If you include collateral material on the USB drive, for example scripts, shared libraries, binaries, data, try hard to put it inside the biscuit. I have seen scripts that invoked another script in cleartext on the USB drive outside of the encrypted file. This allows a villain to simply rewrite the cleartext script to do whatever they want, like starting a root shell on the console, subverting the authentication and authorization provided by the encryption. Sometimes the collateral is simply too large to put inside the biscuit because of limits in available temporary storage, which on embedded systems is often RAM disk, into which the biscuit binary file is unpacked. If that's the case, put checksums or hashes (I like MD5 or SHA-1) of the collateral inside the biscuit and have the script verify the likely integrity of the collateral before using it.

Similarly, use some care when the biscuit script executes commands that are on the embedded host. This is of course typically done, for example running fundamental stuff like bash. But don't run scripts or binaries that can be altered by unprivileged users. Your security is only as good as that of your root password.

It is important that you build both the build server gpg and the host embedded system gpg from the same GNUPG source tree. You must not assume that different versions of GNUPG are interoperable. That may be the case, but if it isn't you'll end up creating biscuits on your build server that your embedded hosts can't use. If you do upgrade to a new version of GNUPG on your build server while you have deployed embedded hosts using the older version, be very thorough in your interoperability testing.

Once you build keys and have installed them on embedded hosts, check the keys into source code control or otherwise archive them. You will not get the same keys if you generate them again, even if you use exactly the same parameters. Again, you can render biscuits unusable if you are not careful. However, with some not too mad skills, you can recover lost keys from your deployed embedded systems themselves should a crisis occur.

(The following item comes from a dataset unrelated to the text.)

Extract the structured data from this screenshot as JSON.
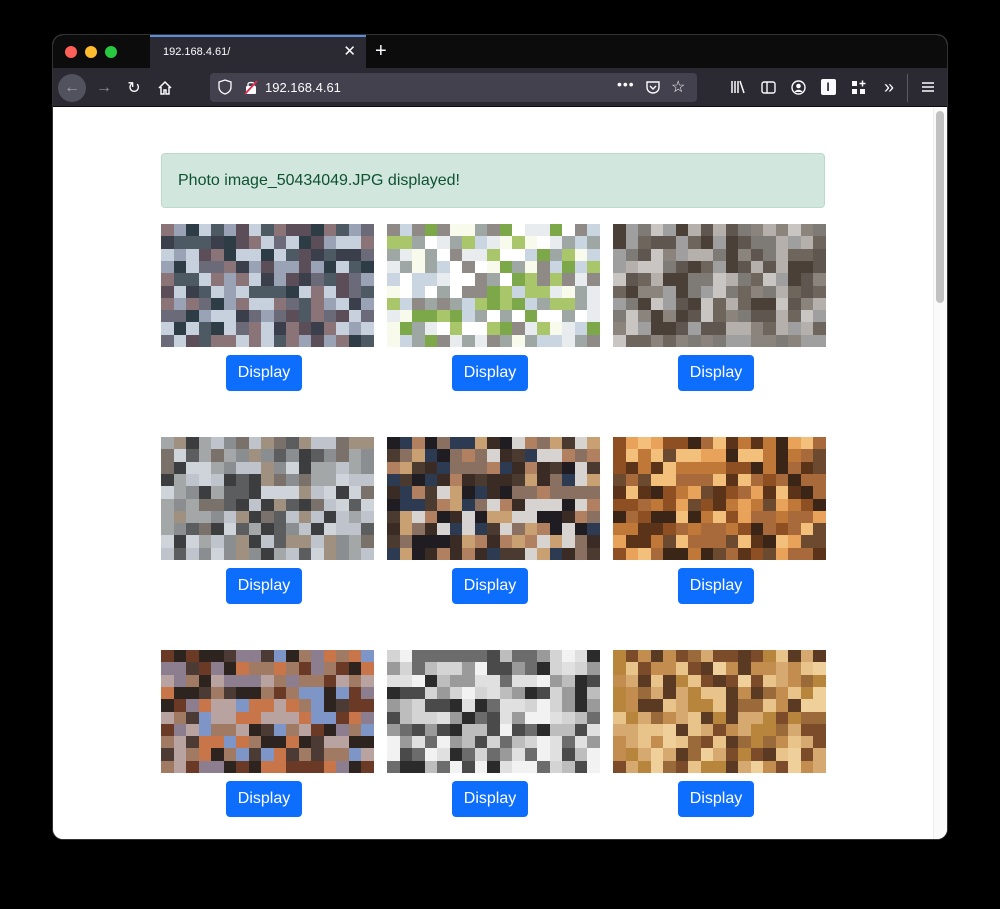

Be paranoid about your keys, not just on the build server, but on your embedded hosts too. On the embedded hosts, which may be deployed into the field and hence presumably beyond your physical control, the keys and the directory that holds them should be accessible only by root. Unprivileged users should use sudo to run the biscuit command manually, if they can do so at all.

But with some care, biscuits are a means of safely automating a variety of system maintenance functions without giving away the keys to the kingdom or forcing end users or even application developers to become embedded systems programmers. For complex tasks like software update, they are a way of implementing complex logic and making it a part of the software distribution package, not part of a command in the embedded host itself.